There are other easy substitutions, but they're made in a pattern, so the practical entropy is again reduced. People usually either do all the numeral substitutions or none, and the more esoteric ones (like 7 for t) come up a lot less frequently. That aside, you also have to look at how frequently there are opportunities for substitutions in the pool of base words. I came up with my number based on frequencies of common and uncommon substitutable letters in a list of six- to nine-letter words. But my guesses for what substitutions are most common could, of course, be wrong!
On the other hand, I think he's underestimating the pool of dictionary words too. No one has the OED memorized, but an educated speaker knows at least ten times that number of words, so his total goes up to 56 bits. And even more if you use a quirky non-dictionary word.

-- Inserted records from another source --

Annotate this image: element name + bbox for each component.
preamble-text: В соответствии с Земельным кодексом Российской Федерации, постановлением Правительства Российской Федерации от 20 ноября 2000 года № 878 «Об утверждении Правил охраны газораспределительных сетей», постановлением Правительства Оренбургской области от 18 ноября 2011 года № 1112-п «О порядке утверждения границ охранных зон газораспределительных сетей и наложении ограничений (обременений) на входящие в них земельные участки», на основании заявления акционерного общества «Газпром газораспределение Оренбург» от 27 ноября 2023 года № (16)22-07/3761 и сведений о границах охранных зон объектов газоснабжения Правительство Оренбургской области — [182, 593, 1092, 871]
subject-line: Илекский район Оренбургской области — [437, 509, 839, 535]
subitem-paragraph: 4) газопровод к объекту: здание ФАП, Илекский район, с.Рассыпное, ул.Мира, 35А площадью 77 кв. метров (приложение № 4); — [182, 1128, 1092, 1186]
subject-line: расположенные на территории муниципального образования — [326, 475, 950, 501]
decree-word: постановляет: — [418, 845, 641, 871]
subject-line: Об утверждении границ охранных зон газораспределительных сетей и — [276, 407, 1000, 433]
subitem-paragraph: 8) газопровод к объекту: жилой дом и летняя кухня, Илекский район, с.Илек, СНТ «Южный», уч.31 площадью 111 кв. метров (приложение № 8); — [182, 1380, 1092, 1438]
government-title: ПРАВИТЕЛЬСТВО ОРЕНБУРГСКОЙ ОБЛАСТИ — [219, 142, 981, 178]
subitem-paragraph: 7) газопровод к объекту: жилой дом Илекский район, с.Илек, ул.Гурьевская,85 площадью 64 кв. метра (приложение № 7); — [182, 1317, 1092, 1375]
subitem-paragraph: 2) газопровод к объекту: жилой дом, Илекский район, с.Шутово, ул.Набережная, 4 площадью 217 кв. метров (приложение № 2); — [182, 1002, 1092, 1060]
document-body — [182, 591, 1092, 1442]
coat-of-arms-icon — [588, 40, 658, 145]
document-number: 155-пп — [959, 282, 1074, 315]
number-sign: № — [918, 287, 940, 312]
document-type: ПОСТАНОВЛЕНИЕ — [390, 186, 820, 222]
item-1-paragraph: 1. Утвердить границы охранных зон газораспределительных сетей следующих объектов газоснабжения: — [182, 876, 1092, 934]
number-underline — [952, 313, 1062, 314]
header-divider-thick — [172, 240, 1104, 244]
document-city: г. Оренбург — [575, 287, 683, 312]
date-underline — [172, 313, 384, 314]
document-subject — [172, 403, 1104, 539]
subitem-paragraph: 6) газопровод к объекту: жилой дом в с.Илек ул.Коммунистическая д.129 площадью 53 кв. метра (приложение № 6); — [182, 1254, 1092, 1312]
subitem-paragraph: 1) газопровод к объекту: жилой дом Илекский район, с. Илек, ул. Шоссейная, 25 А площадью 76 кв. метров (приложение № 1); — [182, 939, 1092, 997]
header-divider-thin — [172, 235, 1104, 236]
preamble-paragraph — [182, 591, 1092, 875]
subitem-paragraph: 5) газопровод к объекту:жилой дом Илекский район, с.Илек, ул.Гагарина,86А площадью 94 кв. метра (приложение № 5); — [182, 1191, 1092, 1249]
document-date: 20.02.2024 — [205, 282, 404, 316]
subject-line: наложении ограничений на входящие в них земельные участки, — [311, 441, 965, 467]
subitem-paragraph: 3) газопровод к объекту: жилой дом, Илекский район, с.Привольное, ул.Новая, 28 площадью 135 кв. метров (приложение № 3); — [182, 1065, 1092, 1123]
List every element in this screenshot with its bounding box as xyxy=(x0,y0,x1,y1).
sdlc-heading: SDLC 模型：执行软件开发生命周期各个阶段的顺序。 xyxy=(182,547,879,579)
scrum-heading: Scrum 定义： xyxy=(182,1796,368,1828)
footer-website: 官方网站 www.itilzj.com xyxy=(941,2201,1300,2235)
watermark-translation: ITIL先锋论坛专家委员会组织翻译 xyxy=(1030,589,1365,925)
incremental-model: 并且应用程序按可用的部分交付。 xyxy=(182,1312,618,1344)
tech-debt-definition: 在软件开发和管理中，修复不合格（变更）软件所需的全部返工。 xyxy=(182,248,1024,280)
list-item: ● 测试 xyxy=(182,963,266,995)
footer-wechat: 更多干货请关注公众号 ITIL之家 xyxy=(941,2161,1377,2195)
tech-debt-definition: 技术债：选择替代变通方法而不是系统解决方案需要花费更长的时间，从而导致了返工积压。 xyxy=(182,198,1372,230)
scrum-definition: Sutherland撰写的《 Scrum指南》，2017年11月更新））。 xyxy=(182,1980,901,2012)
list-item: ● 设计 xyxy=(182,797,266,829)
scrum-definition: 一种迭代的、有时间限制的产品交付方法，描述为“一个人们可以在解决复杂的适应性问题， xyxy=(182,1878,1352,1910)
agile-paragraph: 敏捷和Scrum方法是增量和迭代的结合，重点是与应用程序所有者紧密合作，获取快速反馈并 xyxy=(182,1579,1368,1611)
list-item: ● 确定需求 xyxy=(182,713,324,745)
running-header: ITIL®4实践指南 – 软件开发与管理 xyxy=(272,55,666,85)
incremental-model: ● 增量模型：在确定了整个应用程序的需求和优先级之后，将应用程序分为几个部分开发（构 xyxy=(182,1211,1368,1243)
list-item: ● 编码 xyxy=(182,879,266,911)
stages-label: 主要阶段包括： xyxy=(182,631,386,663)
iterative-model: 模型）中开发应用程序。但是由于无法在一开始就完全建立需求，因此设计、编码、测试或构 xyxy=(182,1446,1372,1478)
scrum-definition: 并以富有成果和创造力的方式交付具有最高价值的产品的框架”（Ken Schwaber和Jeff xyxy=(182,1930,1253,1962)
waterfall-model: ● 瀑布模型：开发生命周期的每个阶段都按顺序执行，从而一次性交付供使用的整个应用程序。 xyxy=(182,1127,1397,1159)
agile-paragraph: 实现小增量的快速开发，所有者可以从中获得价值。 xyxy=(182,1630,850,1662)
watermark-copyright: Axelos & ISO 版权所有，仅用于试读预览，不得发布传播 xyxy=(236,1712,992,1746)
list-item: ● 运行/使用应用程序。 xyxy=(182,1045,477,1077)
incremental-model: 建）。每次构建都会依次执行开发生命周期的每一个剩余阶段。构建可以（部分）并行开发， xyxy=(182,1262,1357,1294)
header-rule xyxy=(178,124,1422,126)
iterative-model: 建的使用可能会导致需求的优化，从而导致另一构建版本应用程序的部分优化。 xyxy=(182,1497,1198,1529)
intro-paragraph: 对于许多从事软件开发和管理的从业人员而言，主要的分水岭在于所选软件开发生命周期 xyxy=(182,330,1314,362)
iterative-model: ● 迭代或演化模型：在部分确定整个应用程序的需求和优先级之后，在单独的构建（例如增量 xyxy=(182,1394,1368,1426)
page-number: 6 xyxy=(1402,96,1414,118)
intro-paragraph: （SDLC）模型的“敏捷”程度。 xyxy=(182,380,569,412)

I did random sampling from the default Debian dictionary and from a few other corpuses, and against whatever algorithm they have at http://testyourvocab.com/ and decided that even if people *were* picking randomly, 60,000 was a generously high estimate for the number of base words in their vocabulary. 30,000 is closer to typical based on dictionary words. I suspect including non-dictionary words doesn't expand the list nearly as much as one might think; we spend all our lives reading and learning dictionary words, and comparatively little of the text we write pulls from any larger vocabulary of strings. Now, if I took into account the fact that people are without a doubt not capable of generating anything close to a "random word", my entropy would actually be a serious overestimate, but I decided to be generous with that one to make the comparison more fair—since I was assuming that in the passphrase example, the person had a good method for picking a random word. In practice, I bet if you asked a bunch of people on the street to pick a random word they thought no one else would guess, the result would have 8 or 9 bits of entropy at best; I mean, half of them would say "lol, ok, i'm so random ... penguin!"
Anyway, I hope that clears a few things up! I'm not sure I got everything right, and there are a lot of fundamentally hazy unknowns that depend on the person and the schema, but I think the assumptions and math are basically solid for what they cover. On the other hand, I'm just a guy with a webcomic, so I'll defer to any actual CS and security experts out there.
Information theory is a really cool field, and if you find these issues at all interesting but don't know a lot about them, I definitely recommend picking up a book that talks about entropy and randomness. It's one of the most interesting things I've ever studied.

posted by xkcd at 9:17 AM on August 10 [194 favorites]

Note that first sentence: ‘Sorry I don't have time to dive into this discussion’. I wonder how long his post would be if he has time to dive into the discussion!